Most of the text for this tutorial was written by Mike Meredith, but incorporates many suggestions and comments from instructors and participants on our real-life “Bayes with JAGS” workshops. As with other BCSS materials, this is made available under a CC-BY-4.0 licence.

Next: Using this tutorial, Contents page

10 thoughts on “Bayes with JAGS – a tutorial for wildlife researchers”

  1. It looks like the “Bayes workshop” packaged into a blogpost. Nice work nonetheless guys.

    1. That’s the idea Bob! Folks don’t have to wait until we run a JAGS workshop before they can get started.

  2. This is great! Will this be made available for everyone or only for those who registered for the stats bootcamps or JAGS workshops?

    Great job!

    1. Thanks Akchou! It will be available for everyone — once we get a bit more meat onto the bones!

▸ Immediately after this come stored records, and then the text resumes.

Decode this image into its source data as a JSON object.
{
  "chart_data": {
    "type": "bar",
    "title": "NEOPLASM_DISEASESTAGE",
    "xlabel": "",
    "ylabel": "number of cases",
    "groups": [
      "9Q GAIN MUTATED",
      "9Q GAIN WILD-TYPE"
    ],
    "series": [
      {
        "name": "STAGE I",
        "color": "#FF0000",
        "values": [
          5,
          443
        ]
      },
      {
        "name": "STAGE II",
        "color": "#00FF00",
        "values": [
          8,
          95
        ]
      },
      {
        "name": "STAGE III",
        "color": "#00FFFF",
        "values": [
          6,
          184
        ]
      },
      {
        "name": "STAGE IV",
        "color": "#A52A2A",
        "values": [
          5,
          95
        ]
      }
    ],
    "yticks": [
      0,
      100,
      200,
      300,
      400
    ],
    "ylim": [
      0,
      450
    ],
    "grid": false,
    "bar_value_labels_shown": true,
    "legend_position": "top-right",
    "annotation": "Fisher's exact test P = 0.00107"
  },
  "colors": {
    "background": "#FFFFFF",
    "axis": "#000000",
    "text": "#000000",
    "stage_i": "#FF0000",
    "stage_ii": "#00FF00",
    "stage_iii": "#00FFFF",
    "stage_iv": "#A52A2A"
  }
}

  3. Mike, I have really benefited from your experience with JAGS and SCR analyses. Your blog posts are spot on.

  4. Hello!

    I have a question. How the Distance sampling method matches the tutorials?. Researchers use this to estimate population abundance through the following parameters: group counts, distances to the center or first individual, transect length, and effective sampling area. We generally use DISTANCE software (sorry to not be updated). It is been a while since I work with these subjects.

    Thanks!

    1. Distance sampling data can be analysed in JAGS, though you do have to model encounter rate. Lots of literature on this for more advanced models, eg, Buckland et al (2015) Distance sampling: Methods and applications. Kéry & Royle (2016) Applied Hierarchical Modeling in Ecology vol.1 have 2 chapters on hierarchical distance sampling and more in vol 2 (2021).

      I’ve spent hundreds of days in the forest collecting distance-sampling data. Great fun, but useless, since we can’t meet the basic assumptions in forests where animals are hunted. We could include it in the tutorial, but not a priority at the moment.